O Partido Democrático Trabalhista (PDT) sai menor das eleições municipais de 2024 em termos de números. Num comparativo entre os resultados de 2020 e 2024, no quesito prefeituras, o PDT reduziu de 314 para 151. Deste quantitativo, a agremiação perdeu as duas únicas capitais brasileiras que comandava, Aracaju e Fortaleza. Como resultado dessa retração, a sigla não tem mais o protagonismo de antes no estado com o diretório mais representativo, o do Ceará.
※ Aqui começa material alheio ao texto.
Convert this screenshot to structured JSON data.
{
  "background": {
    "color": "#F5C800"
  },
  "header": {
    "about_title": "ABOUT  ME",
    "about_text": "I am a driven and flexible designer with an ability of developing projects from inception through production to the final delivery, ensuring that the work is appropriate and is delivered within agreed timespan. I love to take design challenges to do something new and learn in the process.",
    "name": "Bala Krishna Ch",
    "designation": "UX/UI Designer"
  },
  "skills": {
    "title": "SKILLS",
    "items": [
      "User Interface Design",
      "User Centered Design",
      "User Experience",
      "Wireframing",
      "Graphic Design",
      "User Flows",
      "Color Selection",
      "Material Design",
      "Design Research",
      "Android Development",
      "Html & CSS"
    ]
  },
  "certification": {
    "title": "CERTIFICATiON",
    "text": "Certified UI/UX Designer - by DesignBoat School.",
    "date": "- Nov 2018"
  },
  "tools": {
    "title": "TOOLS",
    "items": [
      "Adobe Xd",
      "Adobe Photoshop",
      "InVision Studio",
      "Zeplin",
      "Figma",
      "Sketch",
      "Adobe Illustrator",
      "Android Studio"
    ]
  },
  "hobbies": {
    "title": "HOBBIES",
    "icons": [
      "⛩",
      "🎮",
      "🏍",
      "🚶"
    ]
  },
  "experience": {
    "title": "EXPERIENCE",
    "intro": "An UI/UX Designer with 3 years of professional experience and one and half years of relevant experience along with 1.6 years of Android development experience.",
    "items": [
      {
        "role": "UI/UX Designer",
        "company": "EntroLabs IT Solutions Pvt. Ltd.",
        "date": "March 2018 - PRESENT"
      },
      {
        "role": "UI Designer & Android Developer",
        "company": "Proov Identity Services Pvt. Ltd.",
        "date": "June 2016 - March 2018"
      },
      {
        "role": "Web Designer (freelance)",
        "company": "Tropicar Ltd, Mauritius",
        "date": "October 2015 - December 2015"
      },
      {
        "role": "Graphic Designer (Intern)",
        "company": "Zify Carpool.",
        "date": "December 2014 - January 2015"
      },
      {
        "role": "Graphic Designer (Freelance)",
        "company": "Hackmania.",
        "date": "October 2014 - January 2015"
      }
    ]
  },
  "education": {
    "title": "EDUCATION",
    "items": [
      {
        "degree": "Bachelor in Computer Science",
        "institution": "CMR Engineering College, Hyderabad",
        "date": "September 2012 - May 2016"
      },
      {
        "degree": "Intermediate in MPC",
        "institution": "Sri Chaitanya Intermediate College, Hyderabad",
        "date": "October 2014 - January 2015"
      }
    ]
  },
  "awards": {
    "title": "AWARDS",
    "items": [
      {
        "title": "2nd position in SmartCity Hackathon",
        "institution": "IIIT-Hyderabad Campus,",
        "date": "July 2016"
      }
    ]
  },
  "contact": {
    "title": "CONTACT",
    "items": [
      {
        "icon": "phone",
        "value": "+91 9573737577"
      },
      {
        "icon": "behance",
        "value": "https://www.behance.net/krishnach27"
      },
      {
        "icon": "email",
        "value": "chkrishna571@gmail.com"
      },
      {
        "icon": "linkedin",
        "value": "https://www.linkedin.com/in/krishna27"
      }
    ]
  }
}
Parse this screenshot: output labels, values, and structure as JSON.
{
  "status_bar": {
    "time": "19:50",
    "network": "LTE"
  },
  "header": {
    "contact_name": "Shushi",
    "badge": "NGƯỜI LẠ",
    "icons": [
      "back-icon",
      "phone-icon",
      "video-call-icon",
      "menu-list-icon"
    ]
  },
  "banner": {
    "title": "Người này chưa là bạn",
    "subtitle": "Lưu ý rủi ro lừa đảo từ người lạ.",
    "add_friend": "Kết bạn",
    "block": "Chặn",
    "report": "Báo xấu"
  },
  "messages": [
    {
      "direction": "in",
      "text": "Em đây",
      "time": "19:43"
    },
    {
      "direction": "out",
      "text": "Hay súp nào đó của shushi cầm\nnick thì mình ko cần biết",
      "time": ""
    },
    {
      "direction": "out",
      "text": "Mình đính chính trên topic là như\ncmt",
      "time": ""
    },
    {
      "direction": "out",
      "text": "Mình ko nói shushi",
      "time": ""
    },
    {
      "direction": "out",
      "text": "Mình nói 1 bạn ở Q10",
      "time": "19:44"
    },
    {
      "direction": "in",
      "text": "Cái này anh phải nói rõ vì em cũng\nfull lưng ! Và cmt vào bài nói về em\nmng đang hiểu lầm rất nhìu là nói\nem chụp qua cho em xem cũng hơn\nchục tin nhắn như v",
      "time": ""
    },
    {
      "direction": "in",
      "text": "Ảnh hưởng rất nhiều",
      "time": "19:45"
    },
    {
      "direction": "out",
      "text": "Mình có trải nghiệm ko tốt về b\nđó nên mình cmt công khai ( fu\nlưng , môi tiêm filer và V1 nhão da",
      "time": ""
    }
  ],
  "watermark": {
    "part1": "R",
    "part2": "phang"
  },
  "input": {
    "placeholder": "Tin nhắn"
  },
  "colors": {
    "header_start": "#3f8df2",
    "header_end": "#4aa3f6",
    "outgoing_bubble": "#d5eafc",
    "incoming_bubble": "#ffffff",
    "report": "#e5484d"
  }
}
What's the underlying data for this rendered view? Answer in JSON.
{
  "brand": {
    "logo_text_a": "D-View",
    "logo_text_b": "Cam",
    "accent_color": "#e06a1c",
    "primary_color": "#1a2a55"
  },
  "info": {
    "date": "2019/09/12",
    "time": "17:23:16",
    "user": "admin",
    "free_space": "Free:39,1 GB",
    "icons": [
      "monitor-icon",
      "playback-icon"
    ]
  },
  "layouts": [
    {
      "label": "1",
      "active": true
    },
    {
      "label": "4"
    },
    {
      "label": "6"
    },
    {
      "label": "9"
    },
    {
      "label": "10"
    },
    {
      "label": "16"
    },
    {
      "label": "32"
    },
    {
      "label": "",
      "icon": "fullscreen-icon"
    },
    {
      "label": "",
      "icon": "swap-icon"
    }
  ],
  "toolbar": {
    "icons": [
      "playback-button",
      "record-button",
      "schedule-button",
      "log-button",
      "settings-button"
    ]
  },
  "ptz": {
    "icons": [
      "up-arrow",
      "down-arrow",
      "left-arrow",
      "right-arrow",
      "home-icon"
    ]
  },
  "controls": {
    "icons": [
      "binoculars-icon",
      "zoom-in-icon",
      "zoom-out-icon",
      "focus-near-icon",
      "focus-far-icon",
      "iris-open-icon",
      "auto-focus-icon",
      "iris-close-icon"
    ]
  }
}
A quantidade de vitórias no Estado reduziu expressivamente entre as duas últimas eleições para Executivos e Legislativos municipais. Se em 2020 o PDT conseguiu eleger 66 mandatários e mandatárias para prefeituras cearenses, o número que resultou das urnas na eleição deste ano não parece em nada com aquela marca, já que apenas 5 prefeituras estarão sob a batuta de pedetistas a partir de 1º de janeiro de 2025.

É do diretório cearense nomes como o ex-prefeito de Fortaleza, Roberto Cláudio; o ex-governador do Ceará, Ciro Gomes; e o presidente nacional interino e deputado federal André Figueiredo. Este último já indicou que uma nova posição é necessária, uma vez que o grupo acumula divisões desde 2022, quando ainda se preparava para disputar o Executivo estadual.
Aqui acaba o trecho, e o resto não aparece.